Mr Barber called the attack "out of character" and said Towns has no history of violence or criminal record but admitted he had previously stopped taking his prescribed medicine.
He also said his client is so anxious in social situations his mum had to take him to the event.
"He finds it difficult in social gatherings that's why she went with him," he said.
"He's paranoid, frightened in those situations."
Mr Barber also noted Towns' gambling problems and said the media attention had been difficult on his mental health.
"There's been a lot of publicity, it's put enormous strain on the family - the Prime Minister commented on it," he said.
"It's a very unusual situation."
Ultimately the magistrate dismissed the charges and ordered Towns to follow reasonable instructions of his psychiatrist and psychologist.
"If there is a repeat incident you may not get this opportunity again and you may face the full force of the law," he warned Towns.

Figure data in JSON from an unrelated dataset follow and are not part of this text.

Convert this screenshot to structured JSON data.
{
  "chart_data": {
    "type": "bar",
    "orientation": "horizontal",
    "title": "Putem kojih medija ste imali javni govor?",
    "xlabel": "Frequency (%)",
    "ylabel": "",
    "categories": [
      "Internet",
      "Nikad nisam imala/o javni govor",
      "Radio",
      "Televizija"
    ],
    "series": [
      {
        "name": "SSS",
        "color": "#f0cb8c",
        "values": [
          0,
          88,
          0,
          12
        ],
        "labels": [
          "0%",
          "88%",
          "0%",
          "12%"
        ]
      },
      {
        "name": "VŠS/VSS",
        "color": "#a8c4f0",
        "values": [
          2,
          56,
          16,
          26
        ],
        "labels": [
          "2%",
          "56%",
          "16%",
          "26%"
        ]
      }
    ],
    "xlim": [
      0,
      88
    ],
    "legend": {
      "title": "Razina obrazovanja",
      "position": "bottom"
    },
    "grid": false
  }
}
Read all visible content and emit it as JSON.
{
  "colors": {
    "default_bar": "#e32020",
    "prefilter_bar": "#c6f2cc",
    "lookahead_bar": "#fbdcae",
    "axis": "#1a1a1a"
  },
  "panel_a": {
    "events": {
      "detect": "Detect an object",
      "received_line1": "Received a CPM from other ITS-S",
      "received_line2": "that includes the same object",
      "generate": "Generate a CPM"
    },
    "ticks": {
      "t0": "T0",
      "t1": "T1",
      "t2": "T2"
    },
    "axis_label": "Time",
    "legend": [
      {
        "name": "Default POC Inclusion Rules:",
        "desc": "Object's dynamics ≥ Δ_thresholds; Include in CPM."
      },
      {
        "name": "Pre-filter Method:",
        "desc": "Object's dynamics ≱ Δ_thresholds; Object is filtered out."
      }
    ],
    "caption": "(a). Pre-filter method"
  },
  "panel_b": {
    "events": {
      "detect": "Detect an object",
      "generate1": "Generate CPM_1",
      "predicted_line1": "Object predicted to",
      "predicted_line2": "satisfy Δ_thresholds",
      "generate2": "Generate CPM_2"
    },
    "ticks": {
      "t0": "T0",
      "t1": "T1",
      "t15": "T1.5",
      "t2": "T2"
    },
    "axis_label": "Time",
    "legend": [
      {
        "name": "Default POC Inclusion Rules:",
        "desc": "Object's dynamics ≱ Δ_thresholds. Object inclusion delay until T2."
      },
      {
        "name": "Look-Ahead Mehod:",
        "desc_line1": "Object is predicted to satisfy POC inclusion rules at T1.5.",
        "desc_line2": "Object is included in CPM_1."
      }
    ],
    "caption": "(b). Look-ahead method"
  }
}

Towns spent the day chewing gum in the court waiting room and staring down The Daily Telegraph's reporter before flashing the OK hand gesture.
His grandmother and mother shushed him as he called out "who do you work for?" as Mr Barber was approached for comment.
The barrister politely declined but noted he was "very happy" with the outcome.
Towns exited court into his grandmother's car with a jacket covering his face.